Однако Дункан находил всю эту роскошь излишней. Он не испытывал в ней потребности. Главным богатством ему представлялась родная долина с ее изумрудно-аметистовыми холмами, изобилующими дичью, и сверкающими зеркалами озер, которые с давних времен облюбовали лебеди. Его богатство – это земля, на которой он родился, которая сделала его таким, каков он есть… Суровость, непокорность, порывистость – все эти черты, присущие горцам, были и в нем, но Дункан этим гордился. А теперь у него была еще и Марион…
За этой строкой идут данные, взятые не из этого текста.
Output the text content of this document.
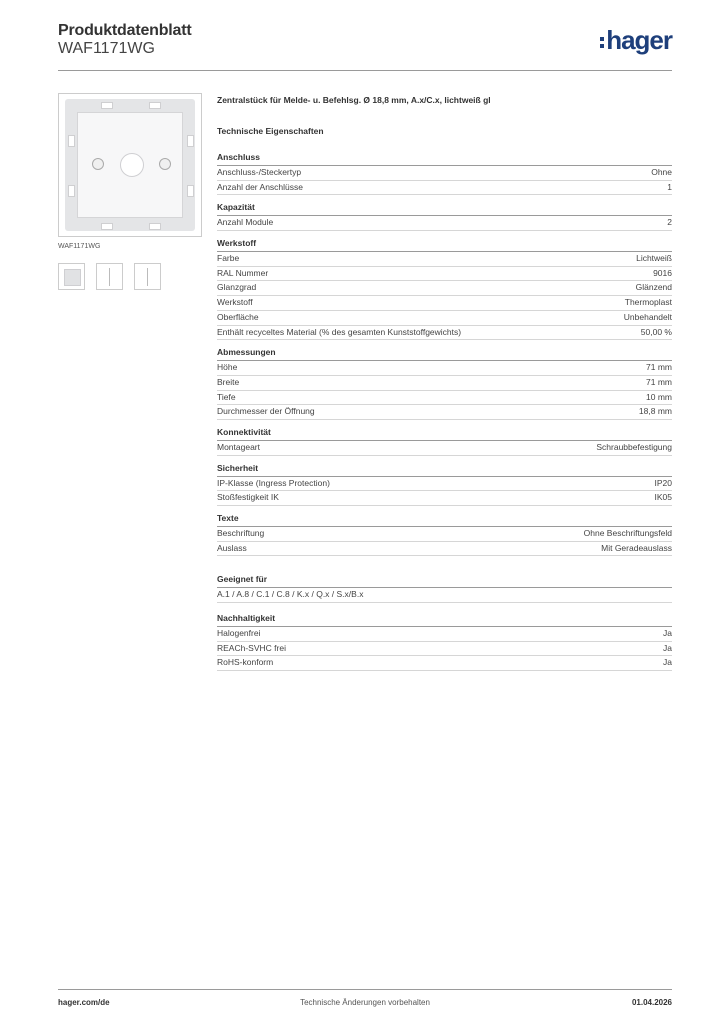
Produktdatenblatt
WAF1171WG	hager
WAF1171WG
Zentralstück für Melde- u. Befehlsg. Ø 18,8 mm, A.x/C.x, lichtweiß gl
Technische Eigenschaften
Anschluss
Anschluss-/Steckertyp	Ohne
Anzahl der Anschlüsse	1
Kapazität
Anzahl Module	2
Werkstoff
Farbe	Lichtweiß
RAL Nummer	9016
Glanzgrad	Glänzend
Werkstoff	Thermoplast
Oberfläche	Unbehandelt
Enthält recyceltes Material (% des gesamten Kunststoffgewichts)	50,00 %
Abmessungen
Höhe	71 mm
Breite	71 mm
Tiefe	10 mm
Durchmesser der Öffnung	18,8 mm
Konnektivität
Montageart	Schraubbefestigung
Sicherheit
IP-Klasse (Ingress Protection)	IP20
Stoßfestigkeit IK	IK05
Texte
Beschriftung	Ohne Beschriftungsfeld
Auslass	Mit Geradeauslass
Geeignet für
A.1 / A.8 / C.1 / C.8 / K.x / Q.x / S.x/B.x
Nachhaltigkeit
Halogenfrei	Ja
REACh-SVHC frei	Ja
RoHS-konform	Ja
Technische Änderungen vorbehalten
hager.com/de	01.04.2026
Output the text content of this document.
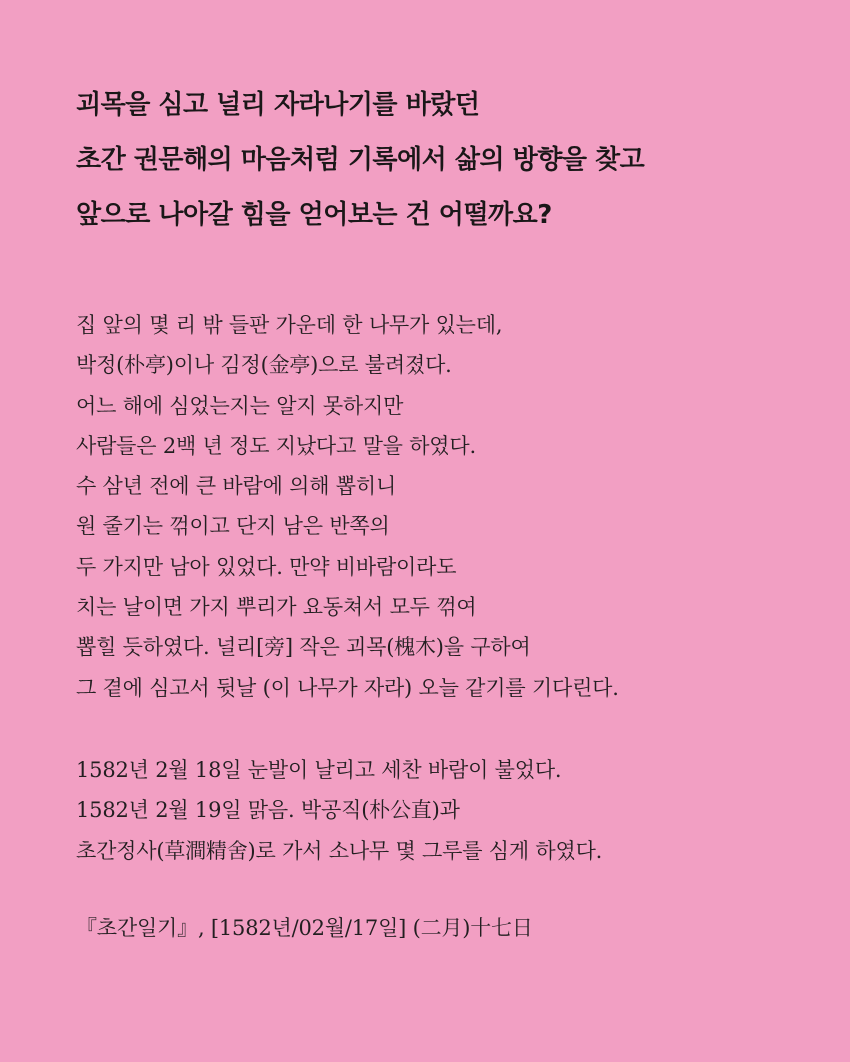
괴목을 심고 널리 자라나기를 바랐던
초간 권문해의 마음처럼 기록에서 삶의 방향을 찾고
앞으로 나아갈 힘을 얻어보는 건 어떨까요?
집 앞의 몇 리 밖 들판 가운데 한 나무가 있는데,
박정(朴亭)이나 김정(金亭)으로 불려졌다.
어느 해에 심었는지는 알지 못하지만
사람들은 2백 년 정도 지났다고 말을 하였다.
수 삼년 전에 큰 바람에 의해 뽑히니
원 줄기는 꺾이고 단지 남은 반쪽의
두 가지만 남아 있었다. 만약 비바람이라도
치는 날이면 가지 뿌리가 요동쳐서 모두 꺾여
뽑힐 듯하였다. 널리[旁] 작은 괴목(槐木)을 구하여
그 곁에 심고서 뒷날 (이 나무가 자라) 오늘 같기를 기다린다.
1582년 2월 18일 눈발이 날리고 세찬 바람이 불었다.
1582년 2월 19일 맑음. 박공직(朴公直)과
초간정사(草澗精舍)로 가서 소나무 몇 그루를 심게 하였다.
『초간일기』, [1582년/02월/17일] (二月)十七日
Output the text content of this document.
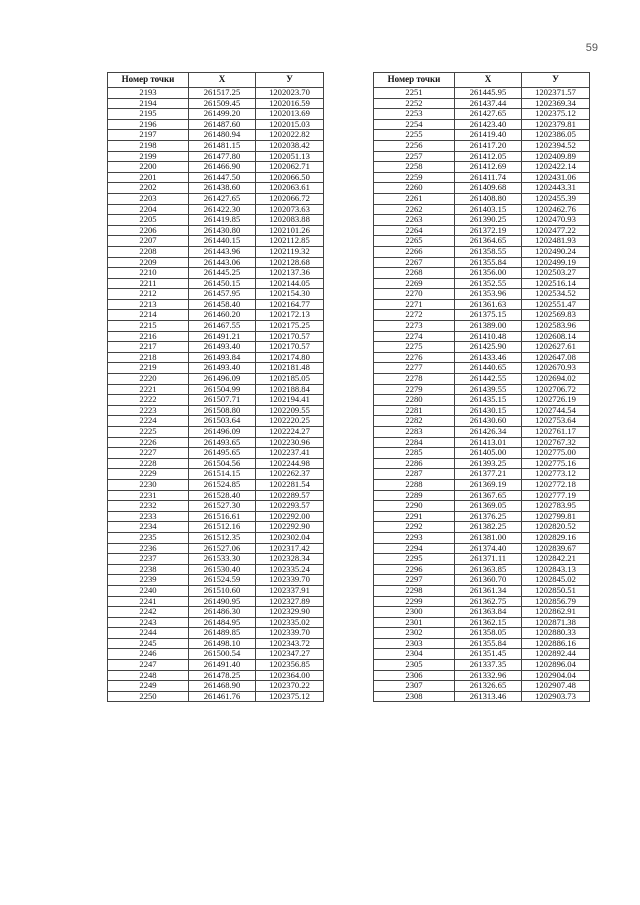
59
Номер точки	X	У
2193	261517.25	1202023.70
2194	261509.45	1202016.59
2195	261499.20	1202013.69
2196	261487.60	1202015.03
2197	261480.94	1202022.82
2198	261481.15	1202038.42
2199	261477.80	1202051.13
2200	261466.90	1202062.71
2201	261447.50	1202066.50
2202	261438.60	1202063.61
2203	261427.65	1202066.72
2204	261422.30	1202073.63
2205	261419.85	1202083.88
2206	261430.80	1202101.26
2207	261440.15	1202112.85
2208	261443.96	1202119.32
2209	261443.06	1202128.68
2210	261445.25	1202137.36
2211	261450.15	1202144.05
2212	261457.95	1202154.30
2213	261458.40	1202164.77
2214	261460.20	1202172.13
2215	261467.55	1202175.25
2216	261491.21	1202170.57
2217	261493.40	1202170.57
2218	261493.84	1202174.80
2219	261493.40	1202181.48
2220	261496.09	1202185.05
2221	261504.99	1202188.84
2222	261507.71	1202194.41
2223	261508.80	1202209.55
2224	261503.64	1202220.25
2225	261496.09	1202224.27
2226	261493.65	1202230.96
2227	261495.65	1202237.41
2228	261504.56	1202244.98
2229	261514.15	1202262.37
2230	261524.85	1202281.54
2231	261528.40	1202289.57
2232	261527.30	1202293.57
2233	261516.61	1202292.00
2234	261512.16	1202292.90
2235	261512.35	1202302.04
2236	261527.06	1202317.42
2237	261533.30	1202328.34
2238	261530.40	1202335.24
2239	261524.59	1202339.70
2240	261510.60	1202337.91
2241	261490.95	1202327.89
2242	261486.30	1202329.90
2243	261484.95	1202335.02
2244	261489.85	1202339.70
2245	261498.10	1202343.72
2246	261500.54	1202347.27
2247	261491.40	1202356.85
2248	261478.25	1202364.00
2249	261468.90	1202370.22
2250	261461.76	1202375.12
Номер точки	X	У
2251	261445.95	1202371.57
2252	261437.44	1202369.34
2253	261427.65	1202375.12
2254	261423.40	1202379.81
2255	261419.40	1202386.05
2256	261417.20	1202394.52
2257	261412.05	1202409.89
2258	261412.69	1202422.14
2259	261411.74	1202431.06
2260	261409.68	1202443.31
2261	261408.80	1202455.39
2262	261403.15	1202462.76
2263	261390.25	1202470.93
2264	261372.19	1202477.22
2265	261364.65	1202481.93
2266	261358.55	1202490.24
2267	261355.84	1202499.19
2268	261356.00	1202503.27
2269	261352.55	1202516.14
2270	261353.96	1202534.52
2271	261361.63	1202551.47
2272	261375.15	1202569.83
2273	261389.00	1202583.96
2274	261410.48	1202608.14
2275	261425.90	1202627.61
2276	261433.46	1202647.08
2277	261440.65	1202670.93
2278	261442.55	1202694.02
2279	261439.55	1202706.72
2280	261435.15	1202726.19
2281	261430.15	1202744.54
2282	261430.60	1202753.64
2283	261426.34	1202761.17
2284	261413.01	1202767.32
2285	261405.00	1202775.00
2286	261393.25	1202775.16
2287	261377.21	1202773.12
2288	261369.19	1202772.18
2289	261367.65	1202777.19
2290	261369.05	1202783.95
2291	261376.25	1202799.81
2292	261382.25	1202820.52
2293	261381.00	1202829.16
2294	261374.40	1202839.67
2295	261371.11	1202842.21
2296	261363.85	1202843.13
2297	261360.70	1202845.02
2298	261361.34	1202850.51
2299	261362.75	1202856.79
2300	261363.84	1202862.91
2301	261362.15	1202871.38
2302	261358.05	1202880.33
2303	261355.84	1202886.16
2304	261351.45	1202892.44
2305	261337.35	1202896.04
2306	261332.96	1202904.04
2307	261326.65	1202907.48
2308	261313.46	1202903.73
Взгляд его остановился на странном предмете мебели в углу комнаты – массивном, деревянном, украшенном резьбой. Конструкция представляла собой четыре пюпитра в наклонном положении, расположенных крестообразно и свободно вращавшихся вокруг оси, и поддерживали ее две искусно оформленные вертикальные стойки длиной в полтора метра. На каждом пюпитре была установлена книга в богатом переплете с арабесками, ветвевидными орнаментами и гербами – тиснеными и рисованными.
Взгляд Дункана привлек фолиант в красном сафьяновом переплете, украшенном по краям и по центру узором из переплетенных золотых нитей, а по углам – виньетками. Он наклонился, чтобы прочесть название, выполненное на обложке тиснением непосредственно под изображением герба Аргайлов: «Anatomia Reformata».
Он взял книгу в руки, и та хрустнула, открываясь. Первая же иллюстрация, на которую упал взгляд, заставила Дункана поморщиться от отвращения. На ней было изображено человеческое тело с содранной и развернутой, словно саван, кожей. Голова несчастного свесилась набок, а на лице явственно запечатлелись последние муки. Руки и ноги его были прибиты гвоздями к деревянной раме.